Australian media slams Harbhajan decision
SYDNEY: The Indian cricket board (BCCI) and the International Cricket Council (ICC) have come under attack from sections of the Australian media after India spinner Harbhajan Singh was cleared of racially abusing Andrew Symonds.
Australian newspapers accused the BCCI of using its financial muscle to hold the world game to ransom while criticizing the ICC for bowing to their demands.
The Sydney Morning Herald's headline read, "Cricket's day of shame" while The Australian proclaimed "Cricket caves in to India's demands," The Sun-Herald's main headline was "India gets its way, Harbhajan charge downgraded, ban overturned."
Harbhajan had originally been suspended for three matches after being found guilty of calling Symonds, Australia's only black player, a "monkey" during this month's bad-tempered second Test in Sydney.
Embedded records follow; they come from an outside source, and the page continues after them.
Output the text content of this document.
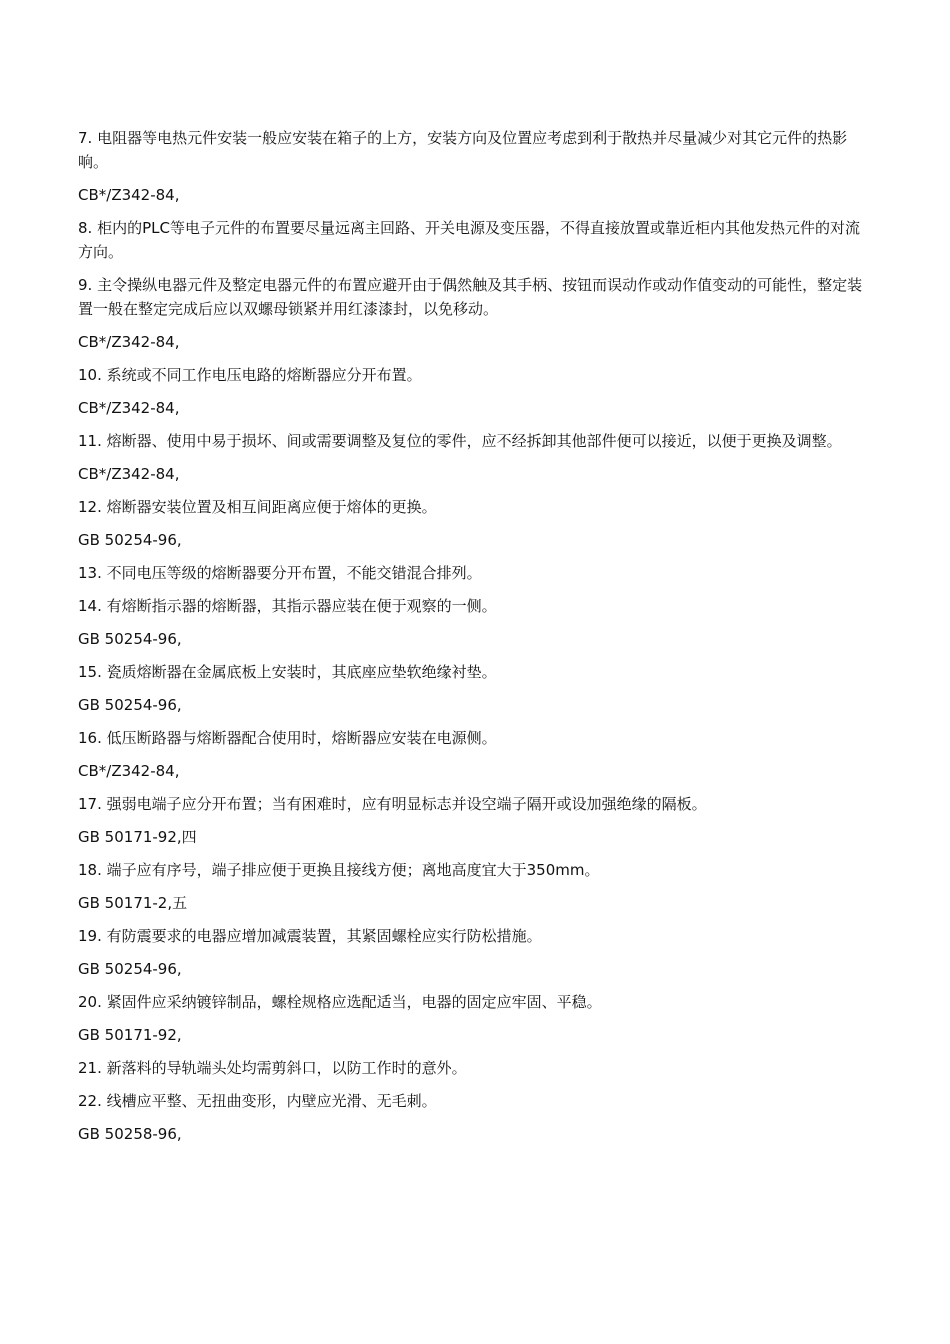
7. 电阻器等电热元件安装一般应安装在箱子的上方，安装方向及位置应考虑到利于散热并尽量减少对其它元件的热影响。

CB*/Z342-84,

8. 柜内的PLC等电子元件的布置要尽量远离主回路、开关电源及变压器，不得直接放置或靠近柜内其他发热元件的对流方向。

9. 主令操纵电器元件及整定电器元件的布置应避开由于偶然触及其手柄、按钮而误动作或动作值变动的可能性，整定装置一般在整定完成后应以双螺母锁紧并用红漆漆封，以免移动。

CB*/Z342-84,

10. 系统或不同工作电压电路的熔断器应分开布置。

CB*/Z342-84,

11. 熔断器、使用中易于损坏、间或需要调整及复位的零件，应不经拆卸其他部件便可以接近，以便于更换及调整。

CB*/Z342-84,

12. 熔断器安装位置及相互间距离应便于熔体的更换。

GB 50254-96,

13. 不同电压等级的熔断器要分开布置，不能交错混合排列。

14. 有熔断指示器的熔断器，其指示器应装在便于观察的一侧。

GB 50254-96,

15. 瓷质熔断器在金属底板上安装时，其底座应垫软绝缘衬垫。

GB 50254-96,

16. 低压断路器与熔断器配合使用时，熔断器应安装在电源侧。

CB*/Z342-84,

17. 强弱电端子应分开布置；当有困难时，应有明显标志并设空端子隔开或设加强绝缘的隔板。

GB 50171-92,四

18. 端子应有序号，端子排应便于更换且接线方便；离地高度宜大于350mm。

GB 50171-2,五

19. 有防震要求的电器应增加减震装置，其紧固螺栓应实行防松措施。

GB 50254-96,

20. 紧固件应采纳镀锌制品，螺栓规格应选配适当，电器的固定应牢固、平稳。

GB 50171-92,

21. 新落料的导轨端头处均需剪斜口，以防工作时的意外。

22. 线槽应平整、无扭曲变形，内壁应光滑、无毛刺。

GB 50258-96,
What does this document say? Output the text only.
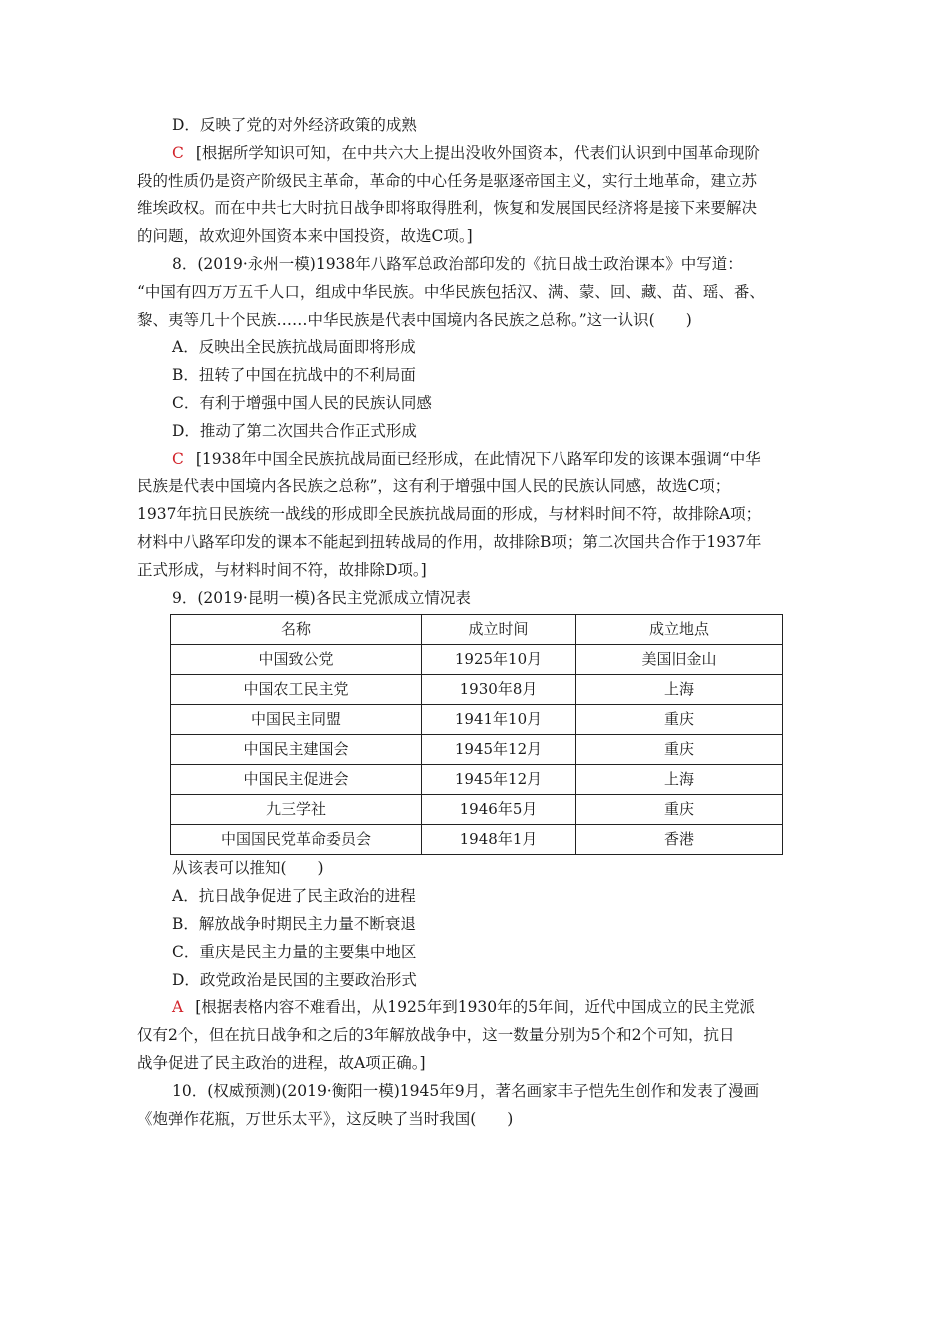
D．反映了党的对外经济政策的成熟
C [根据所学知识可知，在中共六大上提出没收外国资本，代表们认识到中国革命现阶
段的性质仍是资产阶级民主革命，革命的中心任务是驱逐帝国主义，实行土地革命，建立苏
维埃政权。而在中共七大时抗日战争即将取得胜利，恢复和发展国民经济将是接下来要解决
的问题，故欢迎外国资本来中国投资，故选C项。]
8．(2019·永州一模)1938年八路军总政治部印发的《抗日战士政治课本》中写道：
“中国有四万万五千人口，组成中华民族。中华民族包括汉、满、蒙、回、藏、苗、瑶、番、
黎、夷等几十个民族……中华民族是代表中国境内各民族之总称。”这一认识(　　)
A．反映出全民族抗战局面即将形成
B．扭转了中国在抗战中的不利局面
C．有利于增强中国人民的民族认同感
D．推动了第二次国共合作正式形成
C [1938年中国全民族抗战局面已经形成，在此情况下八路军印发的该课本强调“中华
民族是代表中国境内各民族之总称”，这有利于增强中国人民的民族认同感，故选C项；
1937年抗日民族统一战线的形成即全民族抗战局面的形成，与材料时间不符，故排除A项；
材料中八路军印发的课本不能起到扭转战局的作用，故排除B项；第二次国共合作于1937年
正式形成，与材料时间不符，故排除D项。]
9．(2019·昆明一模)各民主党派成立情况表
名称	成立时间	成立地点
中国致公党	1925年10月	美国旧金山
中国农工民主党	1930年8月	上海
中国民主同盟	1941年10月	重庆
中国民主建国会	1945年12月	重庆
中国民主促进会	1945年12月	上海
九三学社	1946年5月	重庆
中国国民党革命委员会	1948年1月	香港
从该表可以推知(　　)
A．抗日战争促进了民主政治的进程
B．解放战争时期民主力量不断衰退
C．重庆是民主力量的主要集中地区
D．政党政治是民国的主要政治形式
A [根据表格内容不难看出，从1925年到1930年的5年间，近代中国成立的民主党派
仅有2个，但在抗日战争和之后的3年解放战争中，这一数量分别为5个和2个可知，抗日
战争促进了民主政治的进程，故A项正确。]
10．(权威预测)(2019·衡阳一模)1945年9月，著名画家丰子恺先生创作和发表了漫画
《炮弹作花瓶，万世乐太平》，这反映了当时我国(　　)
The Indian cricket board had threatened to cancel the tour unless the ICC dropped the charges but the crisis was averted on Tuesday when Harbhajan won an appeal against the original ruling.
Harbhajan was cleared when the appeal judge agreed to downgrade the charge to the lesser offense of abusing an opponent. He pleaded guilty and was fined half his match fee but the three-match ban was lifted.
The broadsheet Sydney Morning Herald reported that the Indian cricket board had chartered a plane to take its players home if the verdict went against Harbhajan while Cricket Australia persuaded its own players to drop the charges and agree to a lesser offense.
The paper said Australia's players were privately seething about the turn of events but were left with no option because Cricket Australia feared the prospect of a multimillion dollar lawsuit if the tour was scrapped.
"World cricket authorities have caved in to the game's financial superpower, India, and Cricket Australia has incurred the wrath of its own Test players by pressuring them to drop a racial slur charge against Harbhajan Singh," the Sydney Morning Herald reported.
"The Board of Control for Cricket in India had even chartered a plane to take its players home tomorrow if the Indian player's three-Test suspension - for calling Australia's Andrew Symonds a monkey during the Sydney Test - had not been overturned at yesterday's appeal in the Federal Court in Adelaide."
Former Somerset captain Peter Roebuck, writing in the same newspaper, said the Indian cricket board should be condemned for its abuse of power.
"If this is the way the Indian board intends to conduct its affairs hereafter, then God help cricket," Roebuck wrote.